|UKWATTA, JAYAN - Texas Tech University
|PABUAYON, ISAIAH CATALINO - Texas Tech University
|PARK, JUNGJAE - Texas Tech University
|CHAI, XIAOQIANG - Chinese Academy Of Sciences
|ZHANG, HENG - Chinese Academy Of Sciences
|ZHU, JIAN-KANG - Chinese Academy Of Sciences
|SHI, HUAZHONG - Texas Tech University
Submitted to: Planta
Publication Type: Peer Reviewed Journal
Publication Acceptance Date: 10/4/2021
Publication Date: 10/16/2021
Citation: Ukwatta, J., Pabuayon, I.M., Park, J., Chen, J., Chai, X., Zhang, H., Zhu, J., Xin, Z., Shi, H. 2021. Comparative physiological and transcriptomic analysis reveals salt tolerance mechanisms in Sorghum bicolor (L.) Moench. Planta. 254(98). https://doi.org/10.1007/s00425-021-03750-w.

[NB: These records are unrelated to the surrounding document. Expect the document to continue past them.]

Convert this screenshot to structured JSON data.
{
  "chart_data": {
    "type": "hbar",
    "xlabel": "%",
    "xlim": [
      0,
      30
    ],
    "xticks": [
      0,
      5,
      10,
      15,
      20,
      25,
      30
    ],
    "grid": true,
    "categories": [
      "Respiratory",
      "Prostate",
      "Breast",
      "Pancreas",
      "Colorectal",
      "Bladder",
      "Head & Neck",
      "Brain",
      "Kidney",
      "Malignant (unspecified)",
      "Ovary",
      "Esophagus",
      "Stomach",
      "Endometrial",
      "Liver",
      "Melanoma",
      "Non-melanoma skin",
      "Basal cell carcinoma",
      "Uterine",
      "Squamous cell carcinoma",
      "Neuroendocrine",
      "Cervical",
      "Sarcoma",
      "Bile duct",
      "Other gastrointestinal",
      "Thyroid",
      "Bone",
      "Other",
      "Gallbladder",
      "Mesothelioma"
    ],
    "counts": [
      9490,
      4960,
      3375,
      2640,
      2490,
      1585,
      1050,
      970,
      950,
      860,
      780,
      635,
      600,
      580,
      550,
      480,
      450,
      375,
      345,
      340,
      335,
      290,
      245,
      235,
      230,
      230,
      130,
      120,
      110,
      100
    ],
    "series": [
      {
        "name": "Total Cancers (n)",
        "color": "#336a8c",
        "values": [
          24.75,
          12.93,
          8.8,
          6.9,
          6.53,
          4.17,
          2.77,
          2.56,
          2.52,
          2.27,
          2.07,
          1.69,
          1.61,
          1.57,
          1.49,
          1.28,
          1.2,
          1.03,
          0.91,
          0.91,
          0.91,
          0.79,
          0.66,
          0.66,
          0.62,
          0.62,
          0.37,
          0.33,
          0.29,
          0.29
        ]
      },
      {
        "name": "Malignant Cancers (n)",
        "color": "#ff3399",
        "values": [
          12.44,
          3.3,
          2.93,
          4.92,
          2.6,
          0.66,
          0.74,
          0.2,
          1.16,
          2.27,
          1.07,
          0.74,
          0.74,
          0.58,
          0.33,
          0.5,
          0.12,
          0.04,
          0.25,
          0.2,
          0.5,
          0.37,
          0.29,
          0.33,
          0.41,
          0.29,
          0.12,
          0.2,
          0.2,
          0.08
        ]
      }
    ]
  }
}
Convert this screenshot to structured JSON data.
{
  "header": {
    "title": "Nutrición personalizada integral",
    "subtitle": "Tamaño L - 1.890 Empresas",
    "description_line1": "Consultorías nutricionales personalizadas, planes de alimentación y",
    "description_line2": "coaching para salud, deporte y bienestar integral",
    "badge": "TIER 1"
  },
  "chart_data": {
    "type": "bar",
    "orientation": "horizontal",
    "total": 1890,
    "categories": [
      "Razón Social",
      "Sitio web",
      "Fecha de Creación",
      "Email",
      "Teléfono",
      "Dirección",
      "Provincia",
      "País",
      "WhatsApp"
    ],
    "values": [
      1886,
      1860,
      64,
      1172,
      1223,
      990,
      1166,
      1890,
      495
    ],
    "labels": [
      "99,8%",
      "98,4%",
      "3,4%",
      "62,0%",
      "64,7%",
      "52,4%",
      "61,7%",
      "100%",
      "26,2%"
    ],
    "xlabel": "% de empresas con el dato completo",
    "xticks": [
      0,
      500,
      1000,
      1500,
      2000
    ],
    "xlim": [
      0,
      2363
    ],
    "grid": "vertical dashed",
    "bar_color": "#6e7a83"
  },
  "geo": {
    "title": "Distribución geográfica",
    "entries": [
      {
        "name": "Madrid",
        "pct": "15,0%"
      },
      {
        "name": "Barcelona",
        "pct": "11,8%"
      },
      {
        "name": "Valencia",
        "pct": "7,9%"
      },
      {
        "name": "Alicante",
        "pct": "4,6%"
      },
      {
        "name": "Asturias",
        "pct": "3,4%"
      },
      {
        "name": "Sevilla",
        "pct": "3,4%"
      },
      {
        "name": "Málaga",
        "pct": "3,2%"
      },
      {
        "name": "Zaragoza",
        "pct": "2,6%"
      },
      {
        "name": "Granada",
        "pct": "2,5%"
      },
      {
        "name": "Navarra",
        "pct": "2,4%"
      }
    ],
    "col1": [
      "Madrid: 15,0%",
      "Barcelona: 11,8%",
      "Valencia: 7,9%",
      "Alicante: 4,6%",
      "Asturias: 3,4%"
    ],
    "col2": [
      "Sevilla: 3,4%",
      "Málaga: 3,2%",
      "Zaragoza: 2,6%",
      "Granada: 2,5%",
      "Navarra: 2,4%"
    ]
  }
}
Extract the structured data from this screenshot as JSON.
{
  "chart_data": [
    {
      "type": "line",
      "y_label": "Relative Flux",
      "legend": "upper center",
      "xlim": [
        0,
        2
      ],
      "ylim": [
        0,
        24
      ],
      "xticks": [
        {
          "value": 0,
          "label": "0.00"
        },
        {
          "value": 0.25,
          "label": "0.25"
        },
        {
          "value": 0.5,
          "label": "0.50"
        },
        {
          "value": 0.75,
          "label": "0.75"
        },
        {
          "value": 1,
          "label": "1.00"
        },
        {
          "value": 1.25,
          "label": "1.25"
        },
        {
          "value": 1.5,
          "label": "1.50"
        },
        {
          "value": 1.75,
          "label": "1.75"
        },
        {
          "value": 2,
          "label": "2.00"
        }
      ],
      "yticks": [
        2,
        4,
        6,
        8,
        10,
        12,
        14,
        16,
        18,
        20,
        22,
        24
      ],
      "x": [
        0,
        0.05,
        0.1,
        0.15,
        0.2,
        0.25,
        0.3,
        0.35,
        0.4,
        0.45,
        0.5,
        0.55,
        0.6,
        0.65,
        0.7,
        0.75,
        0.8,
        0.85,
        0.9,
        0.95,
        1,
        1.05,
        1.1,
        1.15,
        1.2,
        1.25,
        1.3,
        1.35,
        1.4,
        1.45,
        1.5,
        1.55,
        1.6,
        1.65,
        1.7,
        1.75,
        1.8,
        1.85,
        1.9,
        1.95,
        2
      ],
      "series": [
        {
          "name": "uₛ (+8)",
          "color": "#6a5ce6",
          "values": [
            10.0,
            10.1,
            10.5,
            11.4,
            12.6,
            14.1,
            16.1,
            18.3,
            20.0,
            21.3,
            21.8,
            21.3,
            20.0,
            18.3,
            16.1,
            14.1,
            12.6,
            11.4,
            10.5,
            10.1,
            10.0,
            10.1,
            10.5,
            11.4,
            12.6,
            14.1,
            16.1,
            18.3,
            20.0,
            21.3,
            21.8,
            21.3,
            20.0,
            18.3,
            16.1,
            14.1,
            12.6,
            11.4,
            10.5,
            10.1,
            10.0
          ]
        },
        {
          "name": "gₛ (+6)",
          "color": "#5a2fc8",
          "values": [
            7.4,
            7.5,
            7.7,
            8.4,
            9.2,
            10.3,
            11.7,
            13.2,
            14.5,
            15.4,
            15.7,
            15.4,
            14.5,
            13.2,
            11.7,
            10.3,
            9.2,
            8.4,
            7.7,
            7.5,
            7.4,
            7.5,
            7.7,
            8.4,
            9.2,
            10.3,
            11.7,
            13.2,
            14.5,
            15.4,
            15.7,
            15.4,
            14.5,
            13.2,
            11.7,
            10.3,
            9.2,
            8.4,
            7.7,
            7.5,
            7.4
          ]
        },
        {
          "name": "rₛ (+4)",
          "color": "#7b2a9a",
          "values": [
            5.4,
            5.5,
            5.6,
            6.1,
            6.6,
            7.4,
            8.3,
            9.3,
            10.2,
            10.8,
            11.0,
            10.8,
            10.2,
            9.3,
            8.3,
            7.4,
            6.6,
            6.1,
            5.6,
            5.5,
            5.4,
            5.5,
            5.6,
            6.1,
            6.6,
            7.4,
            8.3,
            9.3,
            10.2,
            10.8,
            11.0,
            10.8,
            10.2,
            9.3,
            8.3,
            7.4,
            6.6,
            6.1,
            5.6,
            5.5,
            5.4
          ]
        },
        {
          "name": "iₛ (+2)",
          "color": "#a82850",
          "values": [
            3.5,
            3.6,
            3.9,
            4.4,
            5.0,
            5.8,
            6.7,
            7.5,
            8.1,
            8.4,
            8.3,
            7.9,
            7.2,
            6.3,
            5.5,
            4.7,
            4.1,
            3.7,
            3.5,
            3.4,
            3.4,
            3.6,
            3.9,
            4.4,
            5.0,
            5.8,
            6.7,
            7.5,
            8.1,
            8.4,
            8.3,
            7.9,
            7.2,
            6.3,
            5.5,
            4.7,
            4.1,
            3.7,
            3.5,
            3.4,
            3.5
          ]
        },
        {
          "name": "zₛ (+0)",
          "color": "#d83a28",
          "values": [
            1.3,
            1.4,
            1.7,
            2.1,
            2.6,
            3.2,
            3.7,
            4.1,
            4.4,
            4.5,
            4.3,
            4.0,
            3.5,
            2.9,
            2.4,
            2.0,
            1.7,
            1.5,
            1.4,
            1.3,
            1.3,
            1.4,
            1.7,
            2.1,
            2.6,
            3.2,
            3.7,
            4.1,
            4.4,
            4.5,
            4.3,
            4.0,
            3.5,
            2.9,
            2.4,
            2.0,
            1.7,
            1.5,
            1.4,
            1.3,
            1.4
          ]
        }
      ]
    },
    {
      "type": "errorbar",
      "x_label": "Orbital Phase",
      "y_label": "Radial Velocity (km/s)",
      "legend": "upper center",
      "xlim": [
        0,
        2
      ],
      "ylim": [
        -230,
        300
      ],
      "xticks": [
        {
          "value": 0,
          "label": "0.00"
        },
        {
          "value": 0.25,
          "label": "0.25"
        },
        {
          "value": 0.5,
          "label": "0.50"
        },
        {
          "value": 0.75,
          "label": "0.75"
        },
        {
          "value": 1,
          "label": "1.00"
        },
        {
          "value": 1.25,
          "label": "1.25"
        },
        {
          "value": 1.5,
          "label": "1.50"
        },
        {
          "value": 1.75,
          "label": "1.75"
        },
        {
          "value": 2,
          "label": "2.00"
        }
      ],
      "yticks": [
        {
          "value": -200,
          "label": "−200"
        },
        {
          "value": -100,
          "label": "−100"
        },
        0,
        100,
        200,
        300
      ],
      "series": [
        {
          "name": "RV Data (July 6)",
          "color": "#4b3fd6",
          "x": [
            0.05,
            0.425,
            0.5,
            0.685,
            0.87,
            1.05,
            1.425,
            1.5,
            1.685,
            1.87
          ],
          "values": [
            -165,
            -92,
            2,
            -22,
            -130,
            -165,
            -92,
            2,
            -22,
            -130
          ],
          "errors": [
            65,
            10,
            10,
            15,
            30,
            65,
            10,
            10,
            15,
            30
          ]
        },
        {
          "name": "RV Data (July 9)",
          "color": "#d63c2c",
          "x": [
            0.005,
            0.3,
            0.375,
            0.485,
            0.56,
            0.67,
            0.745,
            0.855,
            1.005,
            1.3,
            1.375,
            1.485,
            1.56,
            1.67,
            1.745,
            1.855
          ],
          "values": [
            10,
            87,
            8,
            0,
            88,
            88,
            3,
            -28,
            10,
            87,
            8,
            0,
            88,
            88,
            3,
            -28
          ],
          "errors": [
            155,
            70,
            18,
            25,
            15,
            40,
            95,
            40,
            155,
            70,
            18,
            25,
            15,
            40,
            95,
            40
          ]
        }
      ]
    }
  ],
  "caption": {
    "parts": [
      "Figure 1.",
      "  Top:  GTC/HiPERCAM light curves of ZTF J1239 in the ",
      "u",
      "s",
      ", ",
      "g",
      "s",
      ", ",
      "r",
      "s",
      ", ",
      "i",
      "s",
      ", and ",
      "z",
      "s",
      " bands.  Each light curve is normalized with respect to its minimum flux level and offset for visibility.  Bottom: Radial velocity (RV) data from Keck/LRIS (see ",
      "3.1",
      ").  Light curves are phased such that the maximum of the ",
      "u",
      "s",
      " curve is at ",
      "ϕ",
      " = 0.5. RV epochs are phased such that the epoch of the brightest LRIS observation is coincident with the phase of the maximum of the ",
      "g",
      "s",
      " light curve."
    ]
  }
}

Interpretive Summary: Sorghum is an annual tropical C4 grass and one of the first domesticated cereal crops. It is grown across a wide range of environments and serves as an important source of food, fodder, fiber, fuel, and building materials. Sorghum is known for its excellent tolerance to high temperature and drought but moderate tolerance to salt stress. In this study, we have identified a Nigerien landrace, Mota Maradi, which possesses excellent tolerance to salt stress. Mechanisms of salt tolerance were identified by comparison the gene expression and metabolite profiles between this landrace and an inbred line BTx623, which has been used to generate the sorghum reference genome sequence. This study highlights the unique adaptation of landraces towards their respective ecosystems, and their strong potential as genetic resources for future plant breeding endeavors.
Technical Abstract: High soil salinity is one of the global challenges for crop growth and productivity. Understanding the salt tolerance mechanisms in crops is necessary for genetic breeding of salt tolerant crops. In this study, physiological and molecular mechanisms in sorghum were identified through a comparative analysis between a Nigerien salt-tolerant sorghum landrace, Mota Maradi, and the reference sorghum line, BTx623. Significant differences on physiological performances were observed, particularly on growth and biomass gain, photosynthetic rate, and the accumulation of Na+, K+, proline, and sucrose. Transcriptome profiling of the leaves, leaf sheaths, stems, and roots revealed contrasting differentially expressed genes (DEGs) in Mota Maradi and BTx623 which supports the physiological observations from both lines. Among the DEGs, ion transporters such as HKT, NHX, AKT, HAK5, and KUP3 were likely to be responsible for the differences in Na+ and K+ accumulation. Meanwhile, DEGs involved in photosynthesis, cellular growth, signaling, and ROS scavenging were also identified between these two genotypes. Functional and pathway analysis of the DEGs has revealed that these processes work in concert and are crucial in elevated salt tolerance in Mota Maradi. Our findings indicate how different complex processes work synergistically for salt stress tolerance in sorghum. This study also highlights the unique adaptation of landraces towards their respective ecosystems, and their strong potential as genetic resources for future plant breeding endeavors.